Denitrification in anoxic sediments supported by biological nitrate transport

Abstract

Biologically available nitrogen (fixed N) is removed from the oceans by metabolic conversion of inorganic N forms (nitrate and ammonium) to N 2 gas. Much of this removal occurs in marine sediments, where reaction rates are thought to be limited by diffusion. We measured the concentration and isotopic composition of major dissolved nitrogen species in anoxic sediments off the coast of California. At depths below the diffusive penetration of nitrate, we found evidence of a large nitrate pool transported into the sediments by motile microorganisms.
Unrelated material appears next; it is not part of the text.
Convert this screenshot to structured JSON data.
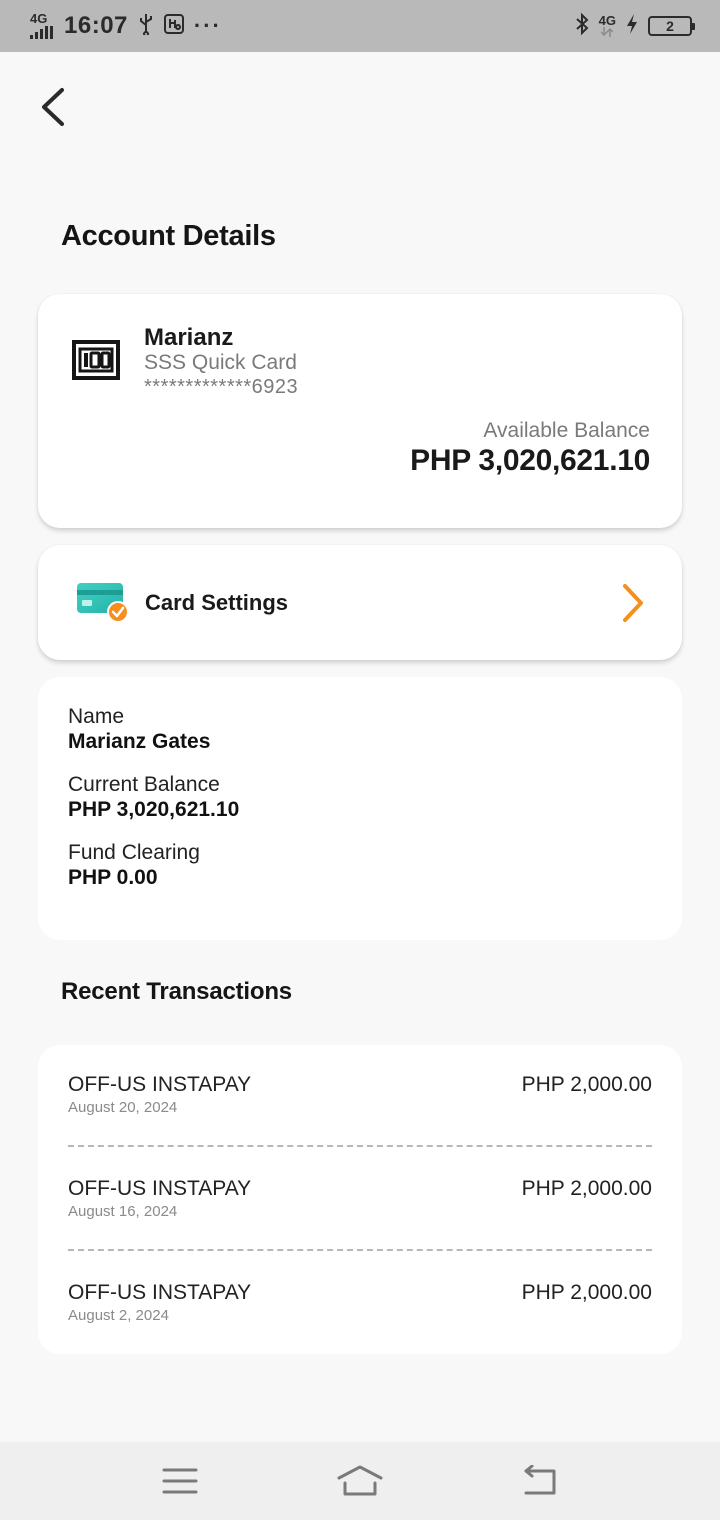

A ∼20‰ enrichment in 15N and 18O of this biologically transported nitrate over bottom water values and elevated [N 2] and δ 15N–N 2 at depth indicate that this nitrate is consumed by enzymatic redox reactions with the production of N 2 as the end product. Elevated N 2O concentrations in pore waters below the nitrate diffusion depth confirm that these reactions include the denitrification pathway. A data-constrained model shows that at least 31% of the total N 2 production in anoxic sediments is linked to nitrate bio-transport. Under suboxic/anoxic regimes, this nitrate bio-transport augments diffusive transport, thus increasing benthic fixed nitrogen losses and the reducing burial efficiency of sedimentary organic matter.